2. Supplier A ship 10 units of Product A to Warehouse X1 in China.
3. Buy 10 units of Product B from Supplier B.
4. Supplier B ship 10 units of Product B to Warehouse X1 in China.
5. Company C ships units of Product A and B from China to South Africa
6. Tax is paid for Product A and B.
7. Company C moves Product A and B to its Warehouse C1.
8. My Company (i.e. D) pays transportation to move the products from C1 to D1.
9. I (i.e. Company D) pays Company C for its services at a general tariff of $1000 and additional charges of $50 for the two days that my products stayed in its warehouse (i.e. C1).
Create a Purchase Order (PO) or Purchase Invoice to your supplier.
When goods are shipped, submit a Purchase Receipt against a “Transit” warehouse (inside your warehouse tree) (e.g., Transit Port). This records the items as owned but in transit.
Use Material Transfer entries (with “Add to Transit”) to move goods through other transit warehouses (e.g., Transit Port → On Sea → En Route to Depot), reflecting logistical progress.
When the goods arrive at your physical warehouse, make a final Material Transfer from the last Transit warehouse to the destination warehouse (e.g., Main Warehouse).
If perpetual inventory is enabled, each movement updates the relevant stock and accounting values accordingly.
Record each expenses in Purchase Invoice of each service supplier and the right expenses account.
The tool used to allocate “estimated landed costs” (import expenses) to the valuation of items is called the “Landed Cost Voucher”.
It allows you to distribute expenses like freight, insurance, customs, handling, etc., across the items in one o more Purchase Invoices, updating their valuation accordingly.
RECOMMENDATION: To better control all costs, create a Project at the start of each import and link it to every related transaction.

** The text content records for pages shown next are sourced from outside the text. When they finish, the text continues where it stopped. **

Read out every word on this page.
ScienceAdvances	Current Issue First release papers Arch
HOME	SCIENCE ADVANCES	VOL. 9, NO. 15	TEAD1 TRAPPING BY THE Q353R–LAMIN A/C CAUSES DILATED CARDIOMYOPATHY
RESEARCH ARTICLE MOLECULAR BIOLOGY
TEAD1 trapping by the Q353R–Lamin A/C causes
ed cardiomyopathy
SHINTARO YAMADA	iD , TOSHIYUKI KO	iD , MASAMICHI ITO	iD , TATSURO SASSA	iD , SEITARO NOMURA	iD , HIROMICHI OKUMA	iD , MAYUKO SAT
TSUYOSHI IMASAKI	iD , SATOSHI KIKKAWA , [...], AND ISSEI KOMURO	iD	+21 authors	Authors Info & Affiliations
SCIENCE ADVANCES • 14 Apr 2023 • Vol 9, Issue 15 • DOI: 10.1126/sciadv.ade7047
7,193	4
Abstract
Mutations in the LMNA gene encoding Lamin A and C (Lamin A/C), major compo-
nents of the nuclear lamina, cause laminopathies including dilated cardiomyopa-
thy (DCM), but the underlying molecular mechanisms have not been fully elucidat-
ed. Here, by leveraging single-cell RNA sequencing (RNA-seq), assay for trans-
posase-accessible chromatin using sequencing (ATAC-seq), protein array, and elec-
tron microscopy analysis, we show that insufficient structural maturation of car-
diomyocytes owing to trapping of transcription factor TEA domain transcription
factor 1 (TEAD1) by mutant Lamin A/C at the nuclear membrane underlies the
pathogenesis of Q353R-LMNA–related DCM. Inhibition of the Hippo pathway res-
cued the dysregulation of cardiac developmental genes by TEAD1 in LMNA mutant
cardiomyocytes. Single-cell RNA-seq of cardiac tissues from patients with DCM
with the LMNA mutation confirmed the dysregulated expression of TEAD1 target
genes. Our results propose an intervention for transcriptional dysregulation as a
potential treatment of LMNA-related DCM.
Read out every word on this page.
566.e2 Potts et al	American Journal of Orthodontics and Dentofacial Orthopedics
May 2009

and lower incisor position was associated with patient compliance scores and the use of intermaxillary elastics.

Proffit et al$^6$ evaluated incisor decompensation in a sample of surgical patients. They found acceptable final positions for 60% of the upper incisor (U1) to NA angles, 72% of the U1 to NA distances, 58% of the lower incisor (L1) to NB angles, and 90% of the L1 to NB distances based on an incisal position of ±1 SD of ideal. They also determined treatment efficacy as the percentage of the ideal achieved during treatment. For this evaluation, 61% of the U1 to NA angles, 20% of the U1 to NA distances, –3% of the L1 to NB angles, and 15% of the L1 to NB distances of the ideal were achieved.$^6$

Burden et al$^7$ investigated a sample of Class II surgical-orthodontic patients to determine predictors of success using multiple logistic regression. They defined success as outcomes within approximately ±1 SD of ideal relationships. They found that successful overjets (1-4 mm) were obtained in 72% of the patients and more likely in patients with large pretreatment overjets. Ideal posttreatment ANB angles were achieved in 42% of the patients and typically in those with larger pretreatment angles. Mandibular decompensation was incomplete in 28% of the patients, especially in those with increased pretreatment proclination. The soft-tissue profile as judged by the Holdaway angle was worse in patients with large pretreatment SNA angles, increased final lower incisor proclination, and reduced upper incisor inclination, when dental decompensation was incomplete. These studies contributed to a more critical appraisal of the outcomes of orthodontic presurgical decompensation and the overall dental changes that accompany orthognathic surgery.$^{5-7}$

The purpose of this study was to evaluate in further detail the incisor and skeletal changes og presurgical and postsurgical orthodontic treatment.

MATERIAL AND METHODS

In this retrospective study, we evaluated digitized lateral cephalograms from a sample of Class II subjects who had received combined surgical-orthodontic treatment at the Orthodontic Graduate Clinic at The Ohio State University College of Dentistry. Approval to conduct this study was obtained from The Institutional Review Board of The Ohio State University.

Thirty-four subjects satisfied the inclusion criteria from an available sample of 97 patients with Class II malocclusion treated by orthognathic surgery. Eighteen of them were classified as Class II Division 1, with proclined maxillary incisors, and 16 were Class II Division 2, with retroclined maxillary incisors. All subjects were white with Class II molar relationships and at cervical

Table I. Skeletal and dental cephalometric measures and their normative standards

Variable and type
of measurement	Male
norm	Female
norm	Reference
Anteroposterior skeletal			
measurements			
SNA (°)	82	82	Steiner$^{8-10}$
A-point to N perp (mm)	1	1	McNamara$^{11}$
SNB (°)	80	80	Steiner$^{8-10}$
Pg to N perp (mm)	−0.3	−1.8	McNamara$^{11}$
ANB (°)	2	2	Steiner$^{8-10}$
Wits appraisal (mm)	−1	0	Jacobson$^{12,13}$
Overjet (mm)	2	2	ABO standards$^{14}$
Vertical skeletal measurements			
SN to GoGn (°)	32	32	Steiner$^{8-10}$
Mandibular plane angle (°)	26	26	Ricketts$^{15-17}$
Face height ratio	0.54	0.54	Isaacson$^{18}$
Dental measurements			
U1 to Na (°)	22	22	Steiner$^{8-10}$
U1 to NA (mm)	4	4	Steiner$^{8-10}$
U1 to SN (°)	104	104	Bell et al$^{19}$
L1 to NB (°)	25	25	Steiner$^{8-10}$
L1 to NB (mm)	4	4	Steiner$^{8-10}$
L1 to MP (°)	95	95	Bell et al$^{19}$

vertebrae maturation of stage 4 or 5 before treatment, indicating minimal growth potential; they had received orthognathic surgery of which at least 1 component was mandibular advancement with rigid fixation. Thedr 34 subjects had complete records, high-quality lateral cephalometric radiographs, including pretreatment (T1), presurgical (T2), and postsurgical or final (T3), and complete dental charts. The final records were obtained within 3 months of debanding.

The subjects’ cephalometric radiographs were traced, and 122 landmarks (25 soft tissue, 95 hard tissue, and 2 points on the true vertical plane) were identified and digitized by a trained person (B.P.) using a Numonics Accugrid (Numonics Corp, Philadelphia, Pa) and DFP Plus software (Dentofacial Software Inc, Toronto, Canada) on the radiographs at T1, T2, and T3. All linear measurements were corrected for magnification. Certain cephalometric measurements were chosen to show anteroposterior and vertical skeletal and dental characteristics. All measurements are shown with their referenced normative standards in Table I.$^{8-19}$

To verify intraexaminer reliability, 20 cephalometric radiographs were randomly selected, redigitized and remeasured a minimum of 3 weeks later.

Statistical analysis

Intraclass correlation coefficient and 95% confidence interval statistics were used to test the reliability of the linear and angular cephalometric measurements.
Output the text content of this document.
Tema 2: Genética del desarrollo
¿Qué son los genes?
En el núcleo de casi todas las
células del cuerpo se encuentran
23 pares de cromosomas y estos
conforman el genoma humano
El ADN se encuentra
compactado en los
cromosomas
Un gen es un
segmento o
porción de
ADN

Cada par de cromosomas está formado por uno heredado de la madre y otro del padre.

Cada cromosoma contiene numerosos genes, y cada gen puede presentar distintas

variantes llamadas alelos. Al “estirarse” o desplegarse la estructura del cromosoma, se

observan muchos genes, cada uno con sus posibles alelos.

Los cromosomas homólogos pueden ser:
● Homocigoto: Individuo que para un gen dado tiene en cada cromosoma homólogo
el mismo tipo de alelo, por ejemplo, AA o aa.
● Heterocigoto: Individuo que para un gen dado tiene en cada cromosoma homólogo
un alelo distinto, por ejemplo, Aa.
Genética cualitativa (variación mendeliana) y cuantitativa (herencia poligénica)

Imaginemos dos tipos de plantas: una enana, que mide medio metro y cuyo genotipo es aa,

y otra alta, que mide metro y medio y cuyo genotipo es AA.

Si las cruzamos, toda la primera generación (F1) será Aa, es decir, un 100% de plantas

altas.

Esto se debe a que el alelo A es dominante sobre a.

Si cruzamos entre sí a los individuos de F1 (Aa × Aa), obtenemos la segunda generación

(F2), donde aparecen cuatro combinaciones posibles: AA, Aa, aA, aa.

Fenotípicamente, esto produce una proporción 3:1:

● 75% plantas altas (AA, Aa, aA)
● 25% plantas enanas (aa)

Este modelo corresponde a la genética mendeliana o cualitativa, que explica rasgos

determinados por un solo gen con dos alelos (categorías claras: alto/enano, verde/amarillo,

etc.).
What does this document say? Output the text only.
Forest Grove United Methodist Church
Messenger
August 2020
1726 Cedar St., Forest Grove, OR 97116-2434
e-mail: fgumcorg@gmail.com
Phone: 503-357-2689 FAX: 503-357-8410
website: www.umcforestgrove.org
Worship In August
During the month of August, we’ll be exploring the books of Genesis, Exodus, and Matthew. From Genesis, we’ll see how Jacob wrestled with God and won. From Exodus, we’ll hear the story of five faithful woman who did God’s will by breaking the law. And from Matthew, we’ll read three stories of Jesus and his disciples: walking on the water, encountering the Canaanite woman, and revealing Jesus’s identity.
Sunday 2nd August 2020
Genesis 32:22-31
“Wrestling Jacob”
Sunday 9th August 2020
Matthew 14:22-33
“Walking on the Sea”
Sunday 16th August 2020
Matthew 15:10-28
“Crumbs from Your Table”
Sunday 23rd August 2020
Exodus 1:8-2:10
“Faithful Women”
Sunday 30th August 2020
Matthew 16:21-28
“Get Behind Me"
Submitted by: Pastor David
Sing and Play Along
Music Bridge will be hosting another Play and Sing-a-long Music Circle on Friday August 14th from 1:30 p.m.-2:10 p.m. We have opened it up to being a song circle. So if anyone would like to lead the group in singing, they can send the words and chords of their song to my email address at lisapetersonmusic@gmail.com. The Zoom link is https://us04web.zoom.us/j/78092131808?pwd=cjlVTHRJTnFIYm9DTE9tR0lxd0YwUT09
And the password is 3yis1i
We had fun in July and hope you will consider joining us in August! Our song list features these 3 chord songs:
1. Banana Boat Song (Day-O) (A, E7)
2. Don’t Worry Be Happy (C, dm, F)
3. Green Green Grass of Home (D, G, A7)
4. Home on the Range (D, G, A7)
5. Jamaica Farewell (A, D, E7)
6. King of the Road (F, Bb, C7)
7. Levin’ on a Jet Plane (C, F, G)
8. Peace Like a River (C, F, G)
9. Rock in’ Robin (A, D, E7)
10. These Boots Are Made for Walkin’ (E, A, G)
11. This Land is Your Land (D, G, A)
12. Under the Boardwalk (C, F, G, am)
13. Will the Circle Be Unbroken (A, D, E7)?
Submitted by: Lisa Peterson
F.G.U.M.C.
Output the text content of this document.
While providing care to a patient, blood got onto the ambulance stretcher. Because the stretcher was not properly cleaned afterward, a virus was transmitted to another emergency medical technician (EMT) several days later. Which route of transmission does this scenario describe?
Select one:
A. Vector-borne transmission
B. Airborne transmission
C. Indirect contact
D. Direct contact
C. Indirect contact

Then, use the Project filter in the General Ledger report to easily track all associated expenses.
Regards
There are two costs involved in case of IMPORTS. The first one is Origin Cost which is generally equals to Shipping Documents like Import PO or LC Amount in case of LC. The Other costs are Destination Cost related to shipment other expenses like transportation, Forwarding, Customs and Warehousing.
As soon as you receive goods at your Physical Warehouse as per @Malvin, The Landed Cost Voucher can be run with all destination expenses for valuation purpose then. Stock Ledger Report can reflect addition to item level with distributed cost (Origin + Destination) for that shipment.
A custom report can serve the purpose of locating particular destination expenses born and recorded actually over the course of shipment as following;
In the Landed Cost Voucher, i’m normally going to add charges, in the above scenario i set, how do i add $25 to custom for Product A and $50 to custom for Product B. It seems that in Landed Cost Voucher, i cannot assign some charges to a specific product?
You can charge Destination Expenses for particular items in any of your shipment by running Landed cost Voucher partially as well where you have to pick and choose relevant items only. infact you can run multiple Landed Cost Vouchers for one Purchase Receipt in this case.
So far good, I have another issue. Consider the following Landed Cost Voucher. As you can see, in Purchase Receipts, the cost of Product A is 250. As mentioned above, Product A cost $20, and Qty is 10, so $200. Then, shipping of $50 to Warehouse X1, so $250.
From my logic, I don’t need to add the $50 again to Applicable Charges in the current Landed Cost Voucher. However I see that it’s not taking it into consideration. See the section Purchase Receipt Item in the LCV, it’s taking $200 and adding to $25.
Or Should I again put the Shipping $50 in the applicable charges, wouldn’t make sense tho given I already added it in the Purchase Receipt
The type chosen as Valuation will serve the purpose of Landed Cost Application on items received under this GRN and kill the need to run landed cost voucher.
Keep in mind, the mentioned two valuation expenses ( Freight and Customs ) are required to be recorded as Actual Expense as well.
I believe this is possible only if the purchase receipt contains only one product right? Else we’ll have to use the LCV to assign the an expense to a product individually.